Exactly. I feel the same way I felt as I did with the Lakers vs. the Celtics in the 80's. I still remember the 84 series. I went into that knowing the Lakers were the better team. But the Celtics had still never lost a series to the Lakers in their History at that point. Game 1 went to the Lakers in Boston Garden. Game 2, the Lakers lead by 2 with the ball and less than 20 seconds to play. About to take a 2-0 series lead on the road and a stranglehold on the series. Worthy has an incredibly bad pass, Celtics tie the game and send it to OT where they win. Game 3, Lakers slaughter the Celtics at the Forum. Game 4, Lakers lead late, going on another typical Showtime Laker run. Rambis going for a breakaway layup and Kevin McHale makes the point of no more layups by clotheslining Rambis. It would be a flagrant foul in today's game, but it sent a message. The message to the Lakers was that the Celtics were tougher than them. Celtics again tied the game, sent it to OT where they won again. So a series that should have been a 4 game sweep imo, was tied at 2-2. Remaining games of the series played out according to home court, and the Lakers lost 4-3 to a Celtic team that I knew was inferior but which I also knew was tougher in crunch time than the Lakers were. Following year, same teams meet again. Lakers are slaughtered in Game 1 in the Memorial Day massacre. And I am thinking is this going to happen again? But that Laker team learned the toughness required in playoff basketball and finally beat the Celtics in a series It is what the Dodgers need to do. It isn't all about talent in the playoffs. It requires a mental toughness that they don't have at this point. Ask Bumgarner about it, who goes from being a very good pitcher in the regular season to ridiculous in the playoffs, allowing 1 run in 37 World Series innings. Ask Mariano Rivera about it, who while still the greatest reliever ever, still manages to raise his game in the playoffs, lowering his era from 2.21 in the regular season to 0.70 in the playoffs. Statements that we are better don't sit well with me, because we are not. Get to the postseason and play better when it really counts and then talk to me
Ask Sandoval, who had mediocre stats in the regular season, and is out of control in the playoffs....and in the WS-all of 'em.

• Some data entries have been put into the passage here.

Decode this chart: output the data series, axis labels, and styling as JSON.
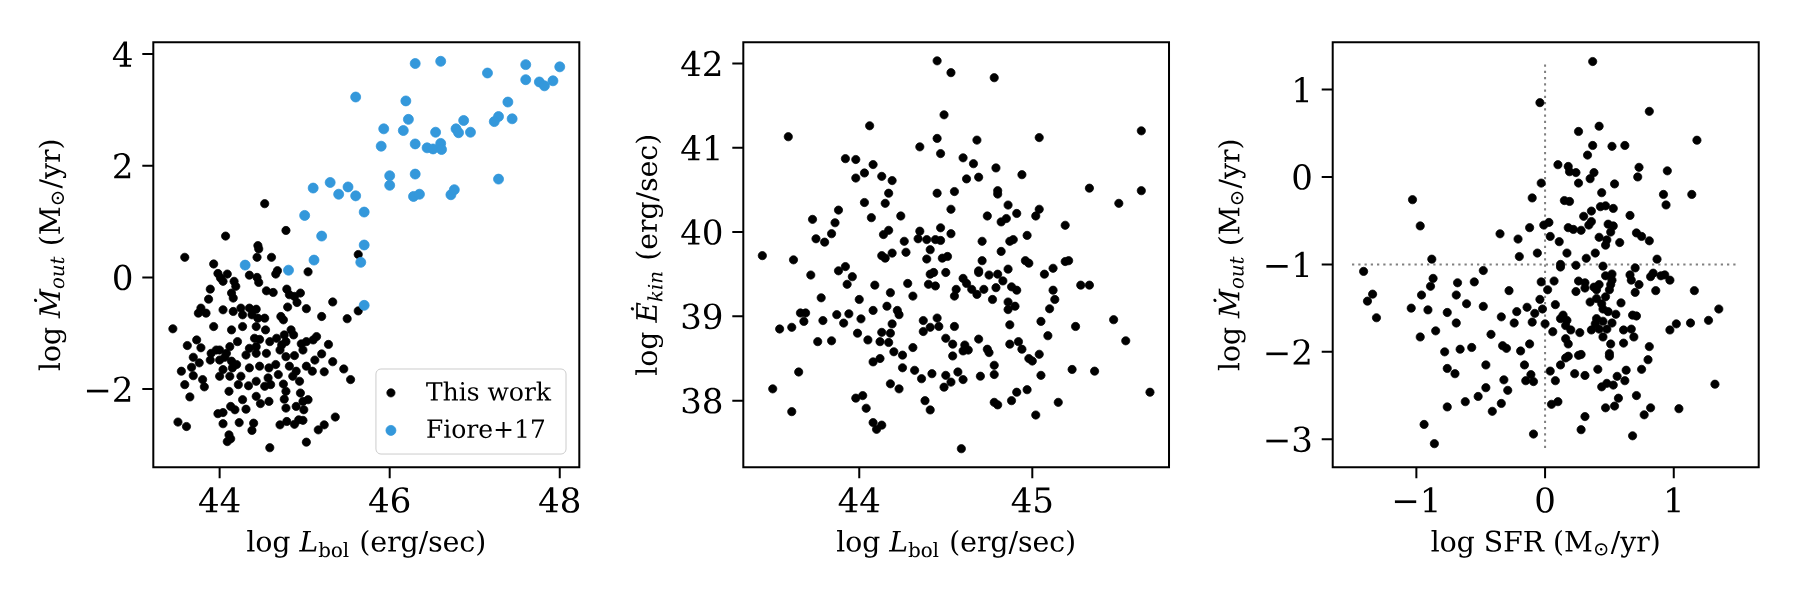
{
  "chart_data": [
    {
      "type": "scatter",
      "xlabel": "log *L*$_{bol}$ (erg/sec)",
      "ylabel": "log *Ṁ$_{out}$* (M$_{⊙}$/yr)",
      "xlim": [
        43.22,
        48.23
      ],
      "ylim": [
        -3.4,
        4.21
      ],
      "xticks": [
        44,
        46,
        48
      ],
      "yticks": [
        {
          "value": -2,
          "label": "−2"
        },
        0,
        2,
        4
      ],
      "legend": "bottom right",
      "marker": "circle",
      "series": [
        {
          "name": "This work",
          "color": "#000000",
          "x": [
            44.53,
            44.07,
            44.78,
            44.45,
            44.46,
            43.59,
            43.93,
            44.44,
            44.61,
            45.63,
            45.04,
            44.68,
            44.66,
            43.98,
            44.09,
            44.35,
            44.01,
            44.04,
            44.44,
            44.46,
            44.17,
            44.19,
            43.89,
            44.14,
            44.16,
            44.55,
            44.63,
            44.79,
            44.82,
            44.95,
            44.88,
            44.91,
            43.87,
            43.78,
            43.75,
            43.84,
            44.04,
            44.16,
            44.25,
            44.35,
            44.43,
            44.27,
            44.38,
            44.53,
            44.45,
            44.72,
            44.75,
            44.8,
            45.02,
            45.33,
            45.2,
            45.5,
            45.63,
            43.93,
            43.45,
            44.14,
            44.27,
            44.43,
            44.54,
            44.76,
            44.84,
            44.87,
            44.67,
            44.41,
            44.47,
            43.73,
            43.62,
            43.78,
            43.96,
            44.12,
            44.21,
            44.35,
            44.43,
            44.59,
            44.73,
            44.78,
            44.96,
            45.02,
            45.14,
            45.1,
            45.28,
            43.9,
            44.0,
            44.08,
            43.69,
            43.89,
            44.0,
            44.06,
            44.14,
            44.31,
            44.43,
            44.55,
            44.71,
            44.78,
            44.88,
            44.98,
            45.2,
            45.33,
            45.46,
            45.12,
            45.02,
            45.09,
            45.23,
            43.55,
            43.67,
            43.76,
            44.04,
            44.15,
            44.2,
            44.35,
            44.47,
            44.58,
            44.66,
            44.82,
            44.9,
            43.8,
            43.69,
            43.59,
            44.0,
            44.12,
            44.25,
            44.43,
            44.57,
            44.69,
            44.86,
            44.94,
            45.54,
            43.65,
            43.82,
            44.11,
            44.22,
            44.34,
            44.43,
            44.53,
            44.6,
            44.75,
            44.78,
            44.95,
            44.98,
            45.04,
            44.27,
            44.13,
            44.18,
            44.31,
            44.48,
            44.58,
            44.76,
            44.78,
            44.9,
            44.99,
            43.98,
            44.04,
            43.51,
            43.61,
            44.04,
            44.23,
            44.4,
            44.38,
            44.71,
            44.79,
            44.88,
            44.93,
            44.98,
            45.23,
            45.16,
            45.36,
            44.11,
            44.13,
            44.09,
            44.59,
            45.02
          ],
          "values": [
            1.32,
            0.74,
            0.84,
            0.57,
            0.51,
            0.36,
            0.24,
            0.36,
            0.36,
            0.41,
            0.1,
            0.12,
            0.06,
            0.07,
            0.06,
            0.04,
            -0.01,
            -0.07,
            0.0,
            -0.09,
            -0.07,
            -0.16,
            -0.21,
            -0.28,
            -0.37,
            -0.24,
            -0.27,
            -0.21,
            -0.31,
            -0.28,
            -0.34,
            -0.45,
            -0.39,
            -0.55,
            -0.64,
            -0.64,
            -0.58,
            -0.61,
            -0.55,
            -0.55,
            -0.57,
            -0.67,
            -0.67,
            -0.73,
            -0.73,
            -0.7,
            -0.76,
            -0.53,
            -0.56,
            -0.44,
            -0.7,
            -0.74,
            -0.6,
            -0.88,
            -0.92,
            -0.94,
            -0.88,
            -0.88,
            -0.94,
            -1.03,
            -0.94,
            -1.03,
            -1.09,
            -1.09,
            -1.11,
            -1.12,
            -1.22,
            -1.26,
            -1.3,
            -1.24,
            -1.15,
            -1.27,
            -1.24,
            -1.15,
            -1.21,
            -1.15,
            -1.19,
            -1.15,
            -1.06,
            -1.12,
            -1.2,
            -1.36,
            -1.3,
            -1.36,
            -1.43,
            -1.48,
            -1.48,
            -1.43,
            -1.5,
            -1.39,
            -1.36,
            -1.36,
            -1.3,
            -1.42,
            -1.4,
            -1.3,
            -1.37,
            -1.51,
            -1.64,
            -1.48,
            -1.59,
            -1.68,
            -1.69,
            -1.68,
            -1.61,
            -1.53,
            -1.65,
            -1.62,
            -1.56,
            -1.62,
            -1.59,
            -1.62,
            -1.56,
            -1.59,
            -1.68,
            -1.83,
            -1.76,
            -1.92,
            -1.77,
            -1.77,
            -1.77,
            -1.86,
            -1.8,
            -1.74,
            -1.77,
            -1.86,
            -1.83,
            -2.14,
            -1.96,
            -2.04,
            -1.92,
            -1.94,
            -2.13,
            -1.95,
            -1.92,
            -1.91,
            -2.04,
            -2.07,
            -2.22,
            -2.19,
            -2.19,
            -2.31,
            -2.37,
            -2.36,
            -2.26,
            -2.22,
            -2.18,
            -2.34,
            -2.31,
            -2.37,
            -2.44,
            -2.42,
            -2.59,
            -2.67,
            -2.62,
            -2.6,
            -2.61,
            -2.74,
            -2.64,
            -2.58,
            -2.63,
            -2.55,
            -2.56,
            -2.64,
            -2.73,
            -2.5,
            -2.82,
            -2.89,
            -2.94,
            -3.05,
            -2.95
          ]
        },
        {
          "name": "Fiore+17",
          "color": "#3498db",
          "x": [
            46.3,
            46.6,
            47.6,
            48.0,
            47.15,
            47.6,
            47.76,
            47.82,
            47.92,
            45.6,
            46.19,
            47.39,
            46.22,
            46.87,
            47.28,
            47.23,
            47.44,
            45.93,
            46.16,
            46.54,
            46.78,
            46.81,
            46.95,
            45.9,
            46.3,
            46.44,
            46.51,
            46.6,
            46.61,
            46.0,
            46.3,
            47.28,
            46.0,
            45.1,
            45.3,
            45.51,
            45.4,
            45.6,
            46.28,
            46.35,
            46.72,
            46.76,
            45.7,
            45.0,
            45.2,
            45.7,
            44.3,
            45.11,
            45.66,
            44.81,
            45.7
          ],
          "values": [
            3.83,
            3.87,
            3.81,
            3.77,
            3.66,
            3.54,
            3.5,
            3.43,
            3.52,
            3.23,
            3.16,
            3.14,
            2.83,
            2.81,
            2.88,
            2.79,
            2.84,
            2.66,
            2.63,
            2.6,
            2.66,
            2.59,
            2.6,
            2.35,
            2.39,
            2.32,
            2.3,
            2.4,
            2.29,
            1.82,
            1.85,
            1.76,
            1.65,
            1.6,
            1.7,
            1.62,
            1.49,
            1.46,
            1.45,
            1.49,
            1.48,
            1.57,
            1.17,
            1.11,
            0.74,
            0.58,
            0.22,
            0.31,
            0.27,
            0.13,
            -0.5
          ]
        }
      ]
    },
    {
      "type": "scatter",
      "xlabel": "log *L*$_{bol}$ (erg/sec)",
      "ylabel": "log *Ė$_{kin}$* (erg/sec)",
      "xlim": [
        43.33,
        45.79
      ],
      "ylim": [
        37.21,
        42.25
      ],
      "xticks": [
        44,
        45
      ],
      "yticks": [
        38,
        39,
        40,
        41,
        42
      ],
      "marker": "circle",
      "series": [
        {
          "color": "#000000",
          "x": [
            43.59,
            43.44,
            43.62,
            43.73,
            43.75,
            43.8,
            43.72,
            43.78,
            43.66,
            43.69,
            43.68,
            43.79,
            43.54,
            43.61,
            43.76,
            43.65,
            43.5,
            43.61,
            44.45,
            44.53,
            44.78,
            44.49,
            44.06,
            44.45,
            44.68,
            45.04,
            45.63,
            44.35,
            44.47,
            43.92,
            43.98,
            44.08,
            44.03,
            43.98,
            44.13,
            44.19,
            44.6,
            44.66,
            44.79,
            44.94,
            44.62,
            44.69,
            44.17,
            44.45,
            44.55,
            44.8,
            44.8,
            45.33,
            45.63,
            45.5,
            44.03,
            44.15,
            43.88,
            44.07,
            44.24,
            44.53,
            44.86,
            44.91,
            44.74,
            44.82,
            44.85,
            45.02,
            45.04,
            45.19,
            43.86,
            43.84,
            44.14,
            44.17,
            44.26,
            44.35,
            44.34,
            44.39,
            44.47,
            44.44,
            44.47,
            44.53,
            44.41,
            44.71,
            44.87,
            44.89,
            44.97,
            44.82,
            44.13,
            44.15,
            44.19,
            44.27,
            44.39,
            44.48,
            44.51,
            44.71,
            44.96,
            44.98,
            45.12,
            45.19,
            45.21,
            43.88,
            43.92,
            43.96,
            43.93,
            44.09,
            44.28,
            44.41,
            44.43,
            44.5,
            44.4,
            44.44,
            44.6,
            44.62,
            44.69,
            44.69,
            44.75,
            44.8,
            44.83,
            44.86,
            44.56,
            44.65,
            44.68,
            44.72,
            44.79,
            44.88,
            44.91,
            45.07,
            45.12,
            45.28,
            45.33,
            44.0,
            44.18,
            44.31,
            44.55,
            44.77,
            44.86,
            44.9,
            45.13,
            44.86,
            45.1,
            43.87,
            43.94,
            44.08,
            44.16,
            44.22,
            44.23,
            44.01,
            43.91,
            44.37,
            44.45,
            44.46,
            44.41,
            44.55,
            44.19,
            44.18,
            44.37,
            44.87,
            45.05,
            45.25,
            45.47,
            43.99,
            43.84,
            44.05,
            44.13,
            44.12,
            44.17,
            44.5,
            44.54,
            44.61,
            44.6,
            44.63,
            44.69,
            44.74,
            44.75,
            44.87,
            44.92,
            44.94,
            45.09,
            45.54,
            44.2,
            44.25,
            44.31,
            44.08,
            44.12,
            44.54,
            44.98,
            45.0,
            45.04,
            44.25,
            44.32,
            44.36,
            44.42,
            44.5,
            44.53,
            44.49,
            44.57,
            44.6,
            44.7,
            44.78,
            44.78,
            45.05,
            45.23,
            45.36,
            44.18,
            44.23,
            43.98,
            44.02,
            44.04,
            44.38,
            44.41,
            44.78,
            44.8,
            44.88,
            44.91,
            44.97,
            45.02,
            45.15,
            45.68,
            44.08,
            44.13,
            44.1,
            44.59
          ],
          "values": [
            41.13,
            39.72,
            39.67,
            40.15,
            39.92,
            39.88,
            39.49,
            39.22,
            39.04,
            39.04,
            38.94,
            38.95,
            38.85,
            38.87,
            38.7,
            38.34,
            38.14,
            37.87,
            42.03,
            41.89,
            41.83,
            41.39,
            41.26,
            41.11,
            41.09,
            41.12,
            41.2,
            41.01,
            40.93,
            40.87,
            40.86,
            40.8,
            40.7,
            40.64,
            40.66,
            40.61,
            40.88,
            40.81,
            40.76,
            40.68,
            40.63,
            40.65,
            40.46,
            40.46,
            40.48,
            40.49,
            40.45,
            40.52,
            40.49,
            40.34,
            40.35,
            40.34,
            40.26,
            40.17,
            40.19,
            40.27,
            40.32,
            40.22,
            40.19,
            40.12,
            40.16,
            40.19,
            40.27,
            40.08,
            40.11,
            39.98,
            39.97,
            40.02,
            39.89,
            40.01,
            39.92,
            39.91,
            40.05,
            39.91,
            39.9,
            39.98,
            39.79,
            39.89,
            39.89,
            39.91,
            39.96,
            39.77,
            39.72,
            39.69,
            39.75,
            39.76,
            39.68,
            39.69,
            39.71,
            39.66,
            39.66,
            39.63,
            39.57,
            39.65,
            39.66,
            39.54,
            39.59,
            39.47,
            39.38,
            39.37,
            39.39,
            39.5,
            39.52,
            39.52,
            39.38,
            39.36,
            39.45,
            39.39,
            39.54,
            39.52,
            39.49,
            39.5,
            39.42,
            39.56,
            39.32,
            39.32,
            39.26,
            39.32,
            39.34,
            39.35,
            39.31,
            39.5,
            39.31,
            39.37,
            39.37,
            39.2,
            39.28,
            39.24,
            39.24,
            39.2,
            39.17,
            39.12,
            39.2,
            39.08,
            39.09,
            39.02,
            39.03,
            39.07,
            39.12,
            39.07,
            39.02,
            38.97,
            38.92,
            38.95,
            38.98,
            38.88,
            38.87,
            38.88,
            38.91,
            38.8,
            38.82,
            38.9,
            38.94,
            38.88,
            38.96,
            38.8,
            38.71,
            38.72,
            38.81,
            38.7,
            38.69,
            38.74,
            38.67,
            38.66,
            38.59,
            38.6,
            38.73,
            38.61,
            38.57,
            38.67,
            38.7,
            38.61,
            38.77,
            38.71,
            38.58,
            38.54,
            38.63,
            38.46,
            38.5,
            38.53,
            38.5,
            38.47,
            38.55,
            38.39,
            38.36,
            38.26,
            38.32,
            38.3,
            38.22,
            38.16,
            38.34,
            38.25,
            38.29,
            38.42,
            38.31,
            38.3,
            38.37,
            38.35,
            38.2,
            38.14,
            38.03,
            38.06,
            37.91,
            38.0,
            37.89,
            37.98,
            37.95,
            38.0,
            38.1,
            38.13,
            37.83,
            37.98,
            38.1,
            37.74,
            37.71,
            37.66,
            37.43
          ]
        }
      ]
    },
    {
      "type": "scatter",
      "xlabel": "log SFR (M$_{⊙}$/yr)",
      "ylabel": "log *Ṁ$_{out}$* (M$_{⊙}$/yr)",
      "xlim": [
        -1.65,
        1.66
      ],
      "ylim": [
        -3.32,
        1.54
      ],
      "xticks": [
        {
          "value": -1,
          "label": "−1"
        },
        0,
        1
      ],
      "yticks": [
        {
          "value": -3,
          "label": "−3"
        },
        {
          "value": -2,
          "label": "−2"
        },
        {
          "value": -1,
          "label": "−1"
        },
        0,
        1
      ],
      "marker": "circle",
      "series": [
        {
          "type": "line",
          "color": "#808080",
          "line_style": "dotted",
          "marker": "none",
          "x": [
            0,
            0
          ],
          "values": [
            -3.1,
            1.3
          ]
        },
        {
          "type": "line",
          "color": "#808080",
          "line_style": "dotted",
          "marker": "none",
          "x": [
            -1.5,
            1.5
          ],
          "values": [
            -1,
            -1
          ]
        },
        {
          "color": "#000000",
          "x": [
            0.37,
            -0.04,
            0.81,
            0.26,
            0.42,
            0.37,
            0.52,
            0.62,
            1.18,
            0.33,
            0.1,
            0.18,
            0.19,
            0.24,
            0.38,
            0.35,
            0.26,
            -0.03,
            0.54,
            0.73,
            0.72,
            0.95,
            -1.03,
            -0.1,
            0.15,
            0.19,
            0.44,
            0.92,
            0.94,
            1.14,
            0.43,
            0.47,
            0.53,
            0.36,
            0.3,
            0.66,
            -0.97,
            -0.01,
            0.03,
            -0.12,
            0.18,
            0.22,
            0.28,
            0.34,
            0.36,
            0.49,
            0.53,
            0.51,
            0.42,
            0.48,
            0.47,
            0.58,
            0.71,
            0.75,
            0.81,
            -0.35,
            -0.21,
            0.04,
            0.11,
            0.17,
            0.39,
            -0.06,
            -0.2,
            -0.88,
            0.32,
            0.87,
            0.12,
            0.12,
            0.24,
            0.45,
            0.7,
            -1.41,
            -0.48,
            -0.87,
            -0.89,
            -1.34,
            -1.38,
            -1.31,
            -0.96,
            -1.04,
            -0.91,
            -0.68,
            -0.69,
            -0.55,
            -0.61,
            -0.48,
            -0.28,
            -0.76,
            -0.69,
            -0.85,
            -0.97,
            -0.42,
            -0.34,
            -0.24,
            -0.22,
            -0.14,
            -0.08,
            -0.1,
            -0.04,
            -0.02,
            -0.03,
            0.02,
            0.07,
            0.0,
            0.08,
            0.06,
            0.12,
            0.14,
            0.17,
            0.16,
            0.2,
            0.27,
            0.26,
            0.31,
            0.24,
            0.31,
            0.38,
            0.42,
            0.4,
            0.47,
            0.52,
            0.52,
            0.51,
            0.5,
            0.47,
            0.35,
            0.4,
            0.44,
            0.45,
            0.49,
            0.55,
            0.59,
            0.66,
            0.67,
            0.73,
            0.7,
            0.68,
            0.71,
            0.82,
            0.84,
            0.9,
            0.93,
            0.97,
            0.86,
            1.16,
            1.35,
            1.27,
            1.13,
            1.02,
            0.97,
            0.4,
            0.39,
            0.36,
            0.42,
            0.45,
            0.48,
            0.52,
            0.61,
            0.67,
            0.45,
            0.51,
            0.61,
            0.69,
            0.81,
            0.16,
            0.18,
            0.16,
            0.18,
            0.12,
            0.26,
            0.28,
            0.5,
            0.5,
            0.8,
            0.75,
            0.63,
            0.62,
            0.56,
            0.53,
            0.48,
            0.44,
            0.41,
            0.23,
            0.31,
            0.04,
            0.08,
            -0.16,
            -0.11,
            -0.15,
            -0.09,
            -0.19,
            -0.12,
            -0.33,
            -0.3,
            -0.57,
            -0.66,
            -0.78,
            -0.46,
            -0.76,
            -0.7,
            -0.32,
            -0.29,
            -0.46,
            -0.52,
            -0.62,
            -0.76,
            -0.34,
            -0.41,
            0.05,
            0.1,
            0.57,
            0.71,
            0.54,
            0.47,
            0.82,
            0.77,
            1.04,
            1.32,
            0.31,
            0.28,
            0.68,
            -0.09,
            -0.94,
            -0.86
          ],
          "values": [
            1.32,
            0.85,
            0.75,
            0.52,
            0.58,
            0.36,
            0.35,
            0.36,
            0.42,
            0.25,
            0.14,
            0.12,
            0.06,
            0.05,
            0.05,
            -0.02,
            -0.07,
            -0.07,
            -0.08,
            0.11,
            0.0,
            0.07,
            -0.26,
            -0.24,
            -0.27,
            -0.28,
            -0.18,
            -0.2,
            -0.32,
            -0.2,
            -0.34,
            -0.33,
            -0.36,
            -0.39,
            -0.45,
            -0.44,
            -0.56,
            -0.55,
            -0.52,
            -0.58,
            -0.58,
            -0.6,
            -0.61,
            -0.55,
            -0.51,
            -0.54,
            -0.56,
            -0.63,
            -0.69,
            -0.72,
            -0.78,
            -0.75,
            -0.64,
            -0.68,
            -0.73,
            -0.65,
            -0.71,
            -0.68,
            -0.74,
            -0.87,
            -0.87,
            -0.87,
            -0.91,
            -0.94,
            -0.93,
            -0.94,
            -1.0,
            -1.03,
            -1.01,
            -1.02,
            -1.04,
            -1.08,
            -1.07,
            -1.16,
            -1.25,
            -1.34,
            -1.42,
            -1.61,
            -1.35,
            -1.5,
            -1.52,
            -1.21,
            -1.35,
            -1.2,
            -1.45,
            -1.48,
            -1.3,
            -1.55,
            -1.67,
            -1.76,
            -1.83,
            -1.8,
            -1.6,
            -1.67,
            -1.54,
            -1.49,
            -1.56,
            -1.66,
            -1.4,
            -1.51,
            -1.2,
            -1.29,
            -1.19,
            -1.68,
            -1.46,
            -1.77,
            -1.62,
            -1.58,
            -1.64,
            -1.7,
            -1.75,
            -1.78,
            -1.19,
            -1.21,
            -1.31,
            -1.27,
            -1.26,
            -1.23,
            -1.29,
            -1.13,
            -1.11,
            -1.18,
            -1.23,
            -1.29,
            -1.37,
            -1.43,
            -1.39,
            -1.45,
            -1.51,
            -1.54,
            -1.57,
            -1.44,
            -1.12,
            -1.18,
            -1.23,
            -1.32,
            -1.58,
            -1.59,
            -1.14,
            -1.1,
            -1.13,
            -1.12,
            -1.18,
            -1.3,
            -1.3,
            -1.51,
            -1.64,
            -1.67,
            -1.68,
            -1.75,
            -1.62,
            -1.68,
            -1.75,
            -1.74,
            -1.65,
            -1.74,
            -1.67,
            -1.75,
            -1.74,
            -1.83,
            -1.91,
            -1.9,
            -1.83,
            -1.94,
            -1.85,
            -1.91,
            -2.07,
            -2.05,
            -2.15,
            -2.04,
            -2.03,
            -2.02,
            -2.05,
            -2.09,
            -2.2,
            -2.21,
            -2.33,
            -2.28,
            -2.38,
            -2.36,
            -2.4,
            -2.2,
            -2.25,
            -2.27,
            -2.22,
            -2.33,
            -2.15,
            -2.26,
            -2.33,
            -2.34,
            -1.99,
            -1.91,
            -1.93,
            -1.96,
            -1.95,
            -1.97,
            -2.0,
            -2.15,
            -2.19,
            -2.25,
            -2.32,
            -2.44,
            -2.41,
            -2.51,
            -2.57,
            -2.63,
            -2.59,
            -2.68,
            -2.6,
            -2.57,
            -2.53,
            -2.5,
            -2.62,
            -2.64,
            -2.64,
            -2.72,
            -2.65,
            -2.37,
            -2.74,
            -2.89,
            -2.96,
            -2.94,
            -2.83,
            -3.05
          ]
        }
      ]
    }
  ]
}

The Dodgers are the exact opposite; they have best in the ML in ERA, RBIs and SBs, maybe the MVP, best no.2 starter in BB, phenom Cuban sophomore players, etc., and turn into a gelatinous mass in the end in the post season. Piles of shit everywhere. That's why the WCII system could spell the end of teams who tough it out and labor and do their job successfully all season long and win whatever. And a team, theoretically playing a little better than average, can get hot, and their players get into post season mode (like the Giants, certainly), and win it all. Somehow, it's wrong. It's too diluted. It's almost like "do we try and win this whole thing, or do we stay close and try to peak late"? Too much like basketball now...
Because you won the division and took the season series 10-9? Over a large sample size they have 3 titles in 5 years and the dodgers haven't been to a WS since 88.